Despite the seed catalogues arriving in the mail and making plans for the spring, we are loaded with over a foot of snow here in New England. The frosty forest calls me out from my slumber. The afternoon temperatures teasingly rise above freezing.
Does today call for a snowshoe or x-country ski adventure? I have learned that blazing my own trail in 18 inches of snow is awfully tiring. Why did I do this? Why not follow the compacted snow mobile trail? I tend to search for freedom and new experiences when sometimes staying in the tracks is much more enjoyable. It is the seeker within that takes me on life changing adventures, while also asking, “Does it have to be so hard?”

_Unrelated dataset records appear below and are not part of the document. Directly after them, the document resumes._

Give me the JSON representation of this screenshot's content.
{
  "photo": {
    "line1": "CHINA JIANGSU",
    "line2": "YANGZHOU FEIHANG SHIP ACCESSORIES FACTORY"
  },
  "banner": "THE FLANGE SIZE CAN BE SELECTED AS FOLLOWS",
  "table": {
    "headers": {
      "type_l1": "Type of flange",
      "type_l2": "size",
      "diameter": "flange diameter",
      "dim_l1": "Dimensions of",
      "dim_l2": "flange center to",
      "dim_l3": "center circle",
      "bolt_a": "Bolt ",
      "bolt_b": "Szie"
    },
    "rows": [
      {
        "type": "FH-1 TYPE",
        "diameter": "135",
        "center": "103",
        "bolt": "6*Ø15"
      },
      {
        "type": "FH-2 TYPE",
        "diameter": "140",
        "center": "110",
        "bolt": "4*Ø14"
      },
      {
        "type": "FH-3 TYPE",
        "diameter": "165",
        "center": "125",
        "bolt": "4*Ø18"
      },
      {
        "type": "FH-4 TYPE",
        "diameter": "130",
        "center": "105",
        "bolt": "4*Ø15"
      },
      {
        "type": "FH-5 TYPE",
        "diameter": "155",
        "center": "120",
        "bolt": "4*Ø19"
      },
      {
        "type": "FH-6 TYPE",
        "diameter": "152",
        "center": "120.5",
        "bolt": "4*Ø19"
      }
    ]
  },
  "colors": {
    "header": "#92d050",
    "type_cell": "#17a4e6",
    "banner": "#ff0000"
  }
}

Winter is tough on the body, but also the mind. As I grudgingly dragged one foot in front of the other with snow up to my knees, I thought, “If I were a deer, I would be dead by now.” Coyotes fare well in snowy winters because their prey can’t run as fast in deep snow.
Fortunately, I did not have any predators chasing me, so I took the message as another one of winter’s ways telling me to slow down. Surrounding me were stunning views of branches weighed down by snow and clouds begging to be painted. For a brief moment, my rambling mind came to halt. I even forgot about the frustrating situation I got myself in to.
When I was ready to continue my journey with more acceptance, my right snowshoe landed on the left and I lost balance. With no choice but to give into gravity, I toppled over. The tree line was horizontal in my vision and my pride forbid me from laughing. Frustration and anger replaced that brief moment of inner peace.
I let out a roaring scream. The kind that originates low in the belly becoming high pitched toward the end. Snow melting down my back and breathing heavily, I made my way toward the nearest trail. What a relief to be back on solid ground! Sometimes I have to get off track in order to really appreciate what I already have. And, thanks to the Plant World for Arnica!